I took her to an Episcopal church which was my first time back in many years. It felt hollow. I then took her to the crown jewel of the Episcopal Church, North America, the National Cathedral. I explained that my sisters had attended school there and I had been baptized there. She stared at the felt banners proclaiming God's love of everything the Bible speaks against and she ran her fingers over the plaques with the names of those that had donated a window or this or that and said, "Lets get outta here. I'm spooked and standing on top of an admiral. Need more?"

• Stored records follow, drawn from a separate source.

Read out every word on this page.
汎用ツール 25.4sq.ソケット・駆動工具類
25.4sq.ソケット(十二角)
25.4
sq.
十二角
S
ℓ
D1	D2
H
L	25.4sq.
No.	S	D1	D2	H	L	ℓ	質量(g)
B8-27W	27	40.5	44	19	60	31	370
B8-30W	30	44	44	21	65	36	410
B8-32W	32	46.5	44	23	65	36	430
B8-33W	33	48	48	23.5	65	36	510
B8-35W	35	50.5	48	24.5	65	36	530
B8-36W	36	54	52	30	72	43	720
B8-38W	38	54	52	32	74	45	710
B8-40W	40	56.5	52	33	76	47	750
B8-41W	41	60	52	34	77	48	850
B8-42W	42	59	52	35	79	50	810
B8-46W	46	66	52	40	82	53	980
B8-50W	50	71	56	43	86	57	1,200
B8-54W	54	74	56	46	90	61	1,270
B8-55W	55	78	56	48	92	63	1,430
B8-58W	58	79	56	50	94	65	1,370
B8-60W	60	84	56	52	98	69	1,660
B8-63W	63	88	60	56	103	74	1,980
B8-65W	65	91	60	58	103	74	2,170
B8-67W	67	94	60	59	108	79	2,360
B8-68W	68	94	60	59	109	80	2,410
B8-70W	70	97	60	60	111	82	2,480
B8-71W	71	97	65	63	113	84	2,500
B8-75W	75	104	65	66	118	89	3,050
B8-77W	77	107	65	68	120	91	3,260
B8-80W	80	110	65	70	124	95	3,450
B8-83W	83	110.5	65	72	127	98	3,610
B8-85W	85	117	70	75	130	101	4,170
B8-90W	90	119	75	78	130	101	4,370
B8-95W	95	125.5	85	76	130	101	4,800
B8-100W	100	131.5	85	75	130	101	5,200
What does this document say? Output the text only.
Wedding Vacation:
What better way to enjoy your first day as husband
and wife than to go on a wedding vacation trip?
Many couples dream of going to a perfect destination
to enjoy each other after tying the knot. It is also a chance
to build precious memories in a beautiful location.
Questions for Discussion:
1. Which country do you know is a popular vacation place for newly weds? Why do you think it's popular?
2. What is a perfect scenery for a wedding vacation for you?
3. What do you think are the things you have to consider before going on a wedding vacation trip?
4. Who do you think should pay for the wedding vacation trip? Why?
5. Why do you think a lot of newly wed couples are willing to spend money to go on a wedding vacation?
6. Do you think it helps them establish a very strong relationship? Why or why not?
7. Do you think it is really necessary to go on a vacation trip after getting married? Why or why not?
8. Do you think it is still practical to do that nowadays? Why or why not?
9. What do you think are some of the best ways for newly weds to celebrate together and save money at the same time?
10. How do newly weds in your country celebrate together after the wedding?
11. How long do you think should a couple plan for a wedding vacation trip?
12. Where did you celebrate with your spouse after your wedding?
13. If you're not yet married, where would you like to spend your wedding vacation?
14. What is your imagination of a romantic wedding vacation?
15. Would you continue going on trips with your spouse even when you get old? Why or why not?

She, being Catholic, took me to a Catholic church. I liked it. Because of my past we couldn't get married in the Catholic Church so we got married in an Anglican church. Ironically we now attend a Catholic church bearing my name which I share with a saint. My sisters still joke that they are going to donate lightening rods to protect the building when I attend, just to be on the safe side. Even more ironical, I found out that my father had been raised Catholic, but had switched to Episcopal for my mother when they married. He referred to Jesuits, who had beaten an education into him, as God's Black Shirts. He never mentioned his religious upbringing. I later found my/his relatives buried in Holy Cross and St. Vincent's cemeteries. A long way from St. Albans and the National Cathedral. Religiously, my two lives finally dovetailed in an odd way only my family could accomplish.
I still miss the Episcopal Church. But then I read things like this:
The Hypocrisy of the Left
I was pleased to find an Episcopal church whose website focused on religion, not ObamaCare. I left a message for the priest that I was looking for a church that didn't press a political agenda because I wasn't a liberal.
I received an icy reply from the priest, the Reverend Lucy, who said with barely-contained disgust, "I don't think you should check us out."
Her response left me shaken and angry. I understand that leftists despise conservatives. I have seen that creepy look of pure hatred when I naïvely told a leftist friend about my political conversion.
But an Episcopal priest rejecting me during the holiest time of year? Isn't anything or anyone sacred?
In shunning me, the Reverend Lucy exposed not only her own hypocrisy, but the duplicity of the left itself. She unveiled the left's dirty little secret -- that their doctrines are as bogus as global warming.
I am not surprised. At all. But I still miss Father Bowling and the intellectual and spiritual sustenence he provided to all that sought them (and a few who didn't).